Publisher's Synopsis
Excerpt from the beginning:
"The Federal Reserve Act, passed by Congress on December 23, 1913, is the outcome of a discussion of banking conditions extending more or less sporadically over the years since the Civil War, but assuming an increasing degree of urgency from and after the panic of 1893.The National Banking System had been established during the Civil War, partly as the result of the Government's financial necessities of that period. It was, before the adoption of the new act, a system of independent and unrelated banks with capitals varying from $25,000 to $25,000,000, holding out, practically irrespective of any definite principles, to any group of five individuals the right to organize and incorporate under its terms. Its characteristic feature, apart from this competitive and independent aspect, lay in its provision for the issuance of currency protected by the bonds of the National Government which were required to be purchased by each bank, as organized, to an amount not exceeding its capital stock, and not less than certain specified sums. Such bonds were then to be deposited with the Treasury Department to safeguard the note circulation of the depositing bank.Defects in the system very early began to make themselves manifest.
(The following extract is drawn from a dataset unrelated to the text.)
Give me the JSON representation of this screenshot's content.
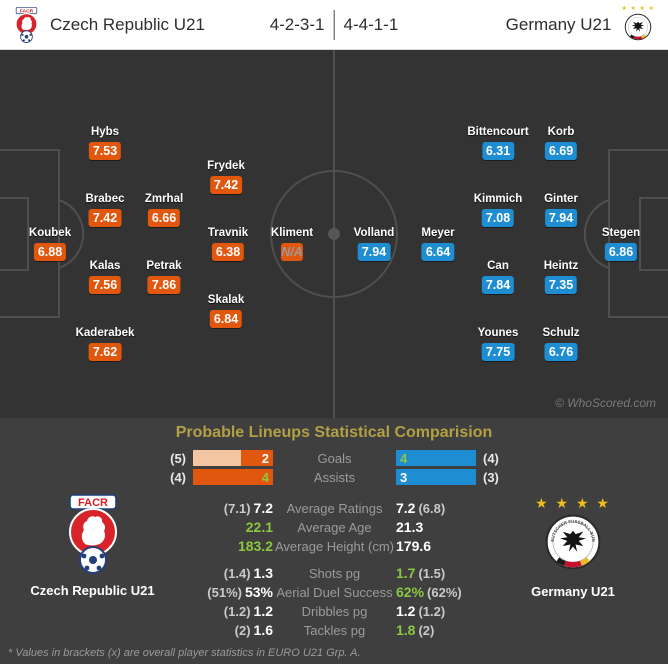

The currency proved to be wholly inelastic, while the lack of relationship between the banks reduced public confidence in the solvency of the various institutions in times of panic or stress. Owing to such absence of confidence, individual banks were frequently assailed by withdrawals of cash leading to the familiar "runs" upon them, and these often aggravated financial crises. Although, therefore, sufficiently effective in times of financial ease and quiet, the National Banking System had entirely failed to furnish protection to the country at periods of stringency, over-expansion, or weakened reserves, while its currency was inadequate and unsatisfactory."